Hearing Cultures: New Directions in the Anthropology of Sound
DateApr 24-28, 2002
Organized byVeit Erlmann
LocationHacienda de Los Laureles, Oaxaca, Mexico
PublicationsHearing Cultures: Essays on Sound, Listening and Modernity (Veit Erlmann, Ed.), Berg, Oxford, 2004.
- Linda Austern Northwestern University, USA
- Michael Bull University of Sussex, UK
- Paul Carter University of Melbourne, Australia
- Steven Connor University of London, UK
- Veit Erlmann University of Texas, USA
- Penélope Gouk University of Manchester, UK
- Charles Hirschkind University of California, Berkeley, USA
- Douglas Kahn University of California, Davis, USA
- Manis B. Nuckolls University of Alabama, USA
- Hillel Schwartz Independent Scholar, USA
- Anthony Seeger University of California, Los Angeles, USA
- Bruce R. Smith University of Southern California, USA
- Emily Thompson Massachusetts Institute of Technology, USA
ORGANIZER’S STATEMENT: Anthropology, for the past two decades, has been dominated by what has been variously called the “textual turn,” “interpretive approach” or “hermeneutics.” According to these approaches, anthropology’s primary concern is with action as discourse. Culture is said to be a web of practices into which are inscribed meanings in much the same way as writing fixes meaning in a text. Consequently, to understand culture is to be able to read it. Amid this frenzy of the “text,” scholars are only now beginning to consider the fact that culture also, and perhaps even more fundamentally so, involves sensation, emotion, bodily experience. And although the upsurge of critical discourses centered on the body has not completely bypassed the field, still few are those anthropologists who challenge the prevailing emphasis in the social sciences and humanities on representational practices associated with the visual-objects, locations, structures, configurations. The bodies studied by anthropologists may begin to look more like those of real human beings making full use of their senses, but more often than not these bodies are also lacking a crucial sense organ: the ear.

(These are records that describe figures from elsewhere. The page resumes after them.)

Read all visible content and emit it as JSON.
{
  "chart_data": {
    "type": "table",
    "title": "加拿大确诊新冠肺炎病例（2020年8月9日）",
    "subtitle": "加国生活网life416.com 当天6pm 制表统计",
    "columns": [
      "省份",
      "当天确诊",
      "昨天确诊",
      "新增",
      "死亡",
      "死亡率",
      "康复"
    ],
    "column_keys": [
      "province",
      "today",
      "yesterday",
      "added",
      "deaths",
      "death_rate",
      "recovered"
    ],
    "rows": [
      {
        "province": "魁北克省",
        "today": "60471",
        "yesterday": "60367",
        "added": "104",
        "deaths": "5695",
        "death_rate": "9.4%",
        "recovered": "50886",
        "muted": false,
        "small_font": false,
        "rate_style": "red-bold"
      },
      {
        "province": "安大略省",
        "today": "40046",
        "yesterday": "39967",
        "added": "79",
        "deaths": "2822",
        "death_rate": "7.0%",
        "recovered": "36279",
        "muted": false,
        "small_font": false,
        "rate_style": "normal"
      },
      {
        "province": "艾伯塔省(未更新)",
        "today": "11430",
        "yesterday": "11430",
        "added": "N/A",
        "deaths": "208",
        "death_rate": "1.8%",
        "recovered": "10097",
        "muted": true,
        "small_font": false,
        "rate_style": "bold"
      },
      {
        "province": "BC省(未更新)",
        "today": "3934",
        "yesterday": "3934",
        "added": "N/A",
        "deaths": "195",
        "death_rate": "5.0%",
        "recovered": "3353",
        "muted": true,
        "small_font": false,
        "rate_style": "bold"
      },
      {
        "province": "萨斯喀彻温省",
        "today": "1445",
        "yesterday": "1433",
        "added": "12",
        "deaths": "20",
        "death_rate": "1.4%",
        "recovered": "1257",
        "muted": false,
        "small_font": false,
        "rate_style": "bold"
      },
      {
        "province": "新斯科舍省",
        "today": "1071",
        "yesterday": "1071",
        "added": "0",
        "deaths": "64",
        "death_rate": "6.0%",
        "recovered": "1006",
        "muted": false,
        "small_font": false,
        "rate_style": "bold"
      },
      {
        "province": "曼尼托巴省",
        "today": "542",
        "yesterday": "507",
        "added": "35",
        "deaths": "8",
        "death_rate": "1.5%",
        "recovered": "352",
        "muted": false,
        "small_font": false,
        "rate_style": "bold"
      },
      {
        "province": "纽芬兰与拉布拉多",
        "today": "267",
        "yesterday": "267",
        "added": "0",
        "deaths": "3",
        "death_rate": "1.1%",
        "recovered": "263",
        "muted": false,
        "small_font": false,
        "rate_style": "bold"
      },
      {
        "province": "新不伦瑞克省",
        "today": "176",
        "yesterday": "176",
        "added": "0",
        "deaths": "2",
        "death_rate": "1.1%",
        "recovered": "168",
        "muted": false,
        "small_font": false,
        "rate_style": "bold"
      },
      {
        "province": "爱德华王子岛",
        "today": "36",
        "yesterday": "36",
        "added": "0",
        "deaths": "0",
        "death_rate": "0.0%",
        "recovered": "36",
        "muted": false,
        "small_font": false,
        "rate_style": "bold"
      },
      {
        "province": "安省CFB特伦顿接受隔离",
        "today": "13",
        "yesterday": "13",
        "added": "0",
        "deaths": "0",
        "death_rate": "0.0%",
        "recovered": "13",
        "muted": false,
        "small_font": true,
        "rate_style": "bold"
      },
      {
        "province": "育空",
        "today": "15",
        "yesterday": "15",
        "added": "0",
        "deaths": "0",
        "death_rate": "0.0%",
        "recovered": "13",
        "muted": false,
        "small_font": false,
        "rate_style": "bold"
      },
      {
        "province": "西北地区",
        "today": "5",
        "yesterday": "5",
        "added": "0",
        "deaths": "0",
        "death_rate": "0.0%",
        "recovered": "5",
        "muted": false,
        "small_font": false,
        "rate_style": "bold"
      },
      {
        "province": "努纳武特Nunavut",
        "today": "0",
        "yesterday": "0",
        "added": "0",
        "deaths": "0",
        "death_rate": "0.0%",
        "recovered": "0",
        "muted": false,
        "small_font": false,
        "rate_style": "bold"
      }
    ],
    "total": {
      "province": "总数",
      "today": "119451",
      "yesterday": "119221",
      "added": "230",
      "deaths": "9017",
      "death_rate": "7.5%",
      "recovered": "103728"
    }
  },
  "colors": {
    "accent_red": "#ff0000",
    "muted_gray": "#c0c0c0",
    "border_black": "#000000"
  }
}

The main goal of the conference was to audit the meanings, parctices and discourses pertaining to sound as culture. The outcome of the conference will do more than prompt a rethinking of current text-centered anthropological theory. By crossing numerous disciplinary boundaries, by opening up new, unreleased or otherwise underused bodies of material, and by examining sound from a crosscultural perspective, I am also expecting the conference to unsettle ingrained conceptions of sound in the West, sustain a dialogue with alternative sonic practices and thus ultimately challenge many taken-for-granted notions underlying contemporary theories of culture.